All of these methods should look fairly intuitive. The `update()` method is like an `add()` en masse. The `union()` method is like adding two sets together, but since there are only unique elements in a set, it removes duplicates. The `intersection()` method returns those elements that the sets have in common.

These are some of the most common set operations you will ever use. If you'd like to take a look at the documentation for all of them, check it out [here](https://docs.python.org/2/library/stdtypes.html#set).

#### Why Do We Need Sets?

Alright, that's cool, but when would I use a set? That's a great question! The most apparent answer is for times when you need to perform set operations, like checking what elements two lists have in common. Take the set of them both and find the intersection of those sets. The most obvious use case is to find the unique items in an iterable. There's also another amazing place where we'll want to use sets that might not be so apparent.

Remember, when discussing dictionaries above, we talked about how checking if an item is in a list requires us to check every item in the list? This can be computationally expensive and generally we want to avoid it. What do we do instead, then?

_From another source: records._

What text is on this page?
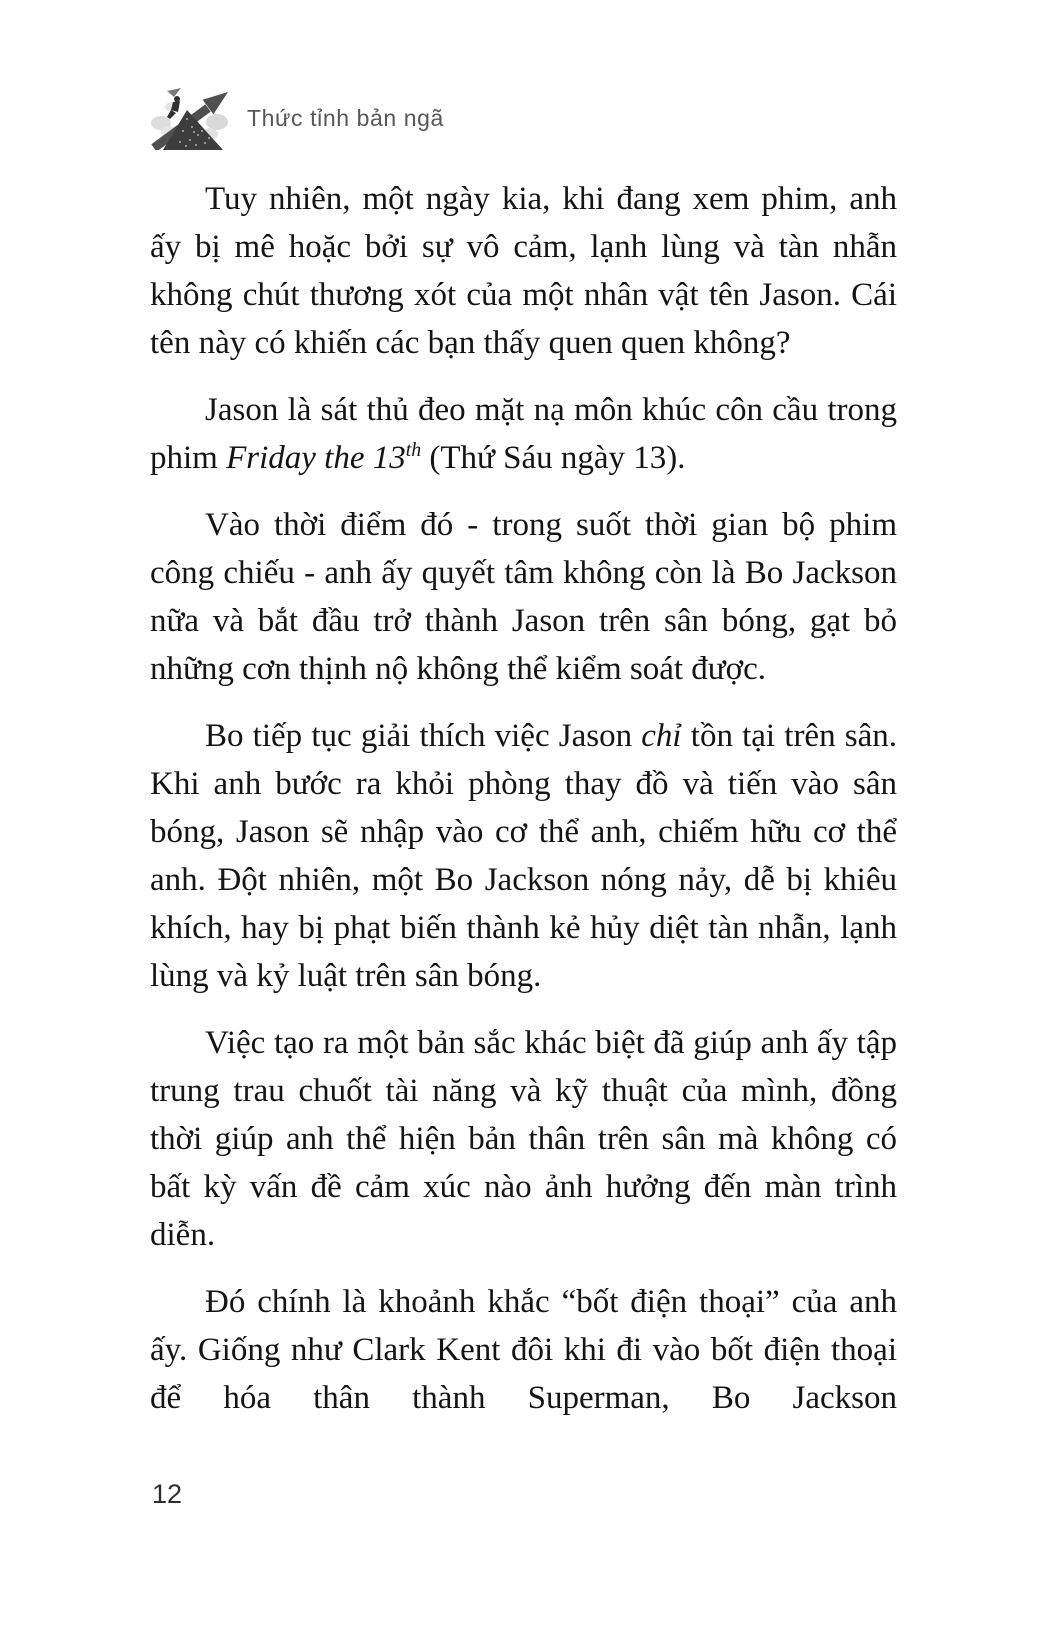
Thức tỉnh bản ngã

Tuy nhiên, một ngày kia, khi đang xem phim, anh ấy bị mê hoặc bởi sự vô cảm, lạnh lùng và tàn nhẫn không chút thương xót của một nhân vật tên Jason. Cái tên này có khiến các bạn thấy quen quen không?

Jason là sát thủ đeo mặt nạ môn khúc côn cầu trong phim Friday the 13th (Thứ Sáu ngày 13).

Vào thời điểm đó - trong suốt thời gian bộ phim công chiếu - anh ấy quyết tâm không còn là Bo Jackson nữa và bắt đầu trở thành Jason trên sân bóng, gạt bỏ những cơn thịnh nộ không thể kiểm soát được.

Bo tiếp tục giải thích việc Jason chỉ tồn tại trên sân. Khi anh bước ra khỏi phòng thay đồ và tiến vào sân bóng, Jason sẽ nhập vào cơ thể anh, chiếm hữu cơ thể anh. Đột nhiên, một Bo Jackson nóng nảy, dễ bị khiêu khích, hay bị phạt biến thành kẻ hủy diệt tàn nhẫn, lạnh lùng và kỷ luật trên sân bóng.

Việc tạo ra một bản sắc khác biệt đã giúp anh ấy tập trung trau chuốt tài năng và kỹ thuật của mình, đồng thời giúp anh thể hiện bản thân trên sân mà không có bất kỳ vấn đề cảm xúc nào ảnh hưởng đến màn trình diễn.

Đó chính là khoảnh khắc “bốt điện thoại” của anh ấy. Giống như Clark Kent đôi khi đi vào bốt điện thoại để hóa thân thành Superman, Bo Jackson

12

We use a set! The reason why lies in the fact that sets in Python are built very similarly to dictionaries. There's an underlying hash table that allows elements to be stored, and, more importantly, queried for membership within a set (*Note, this means that the elements of a set have to be immutable*). This operation happens much faster with sets than with lists ([here's](https://wiki.python.org/moin/TimeComplexity) some coverage on how quickly some Python methods run). Let's take a look at this in action, and simultaneously learn about how to time things in IPython.

```python
In [1]: my_list = range(10000)

In [2]: my_set = set(my_list)

In [3]: timeit 1000 in my_list
100000 loops, best of 3: 19.2 Âµs per loop

In [4]: timeit 1000 in my_set
10000000 loops, best of 3: 87.2 ns per loop
```

Here we used the magic `timeit` function that's built into IPython. To use it, call `timeit` and then a line of code. We can see that the list version of checking membership in a collection took ~200 times longer than the set version. This is two orders of magnitude! That number would only get bigger as the size of the collection that we're checking against grows.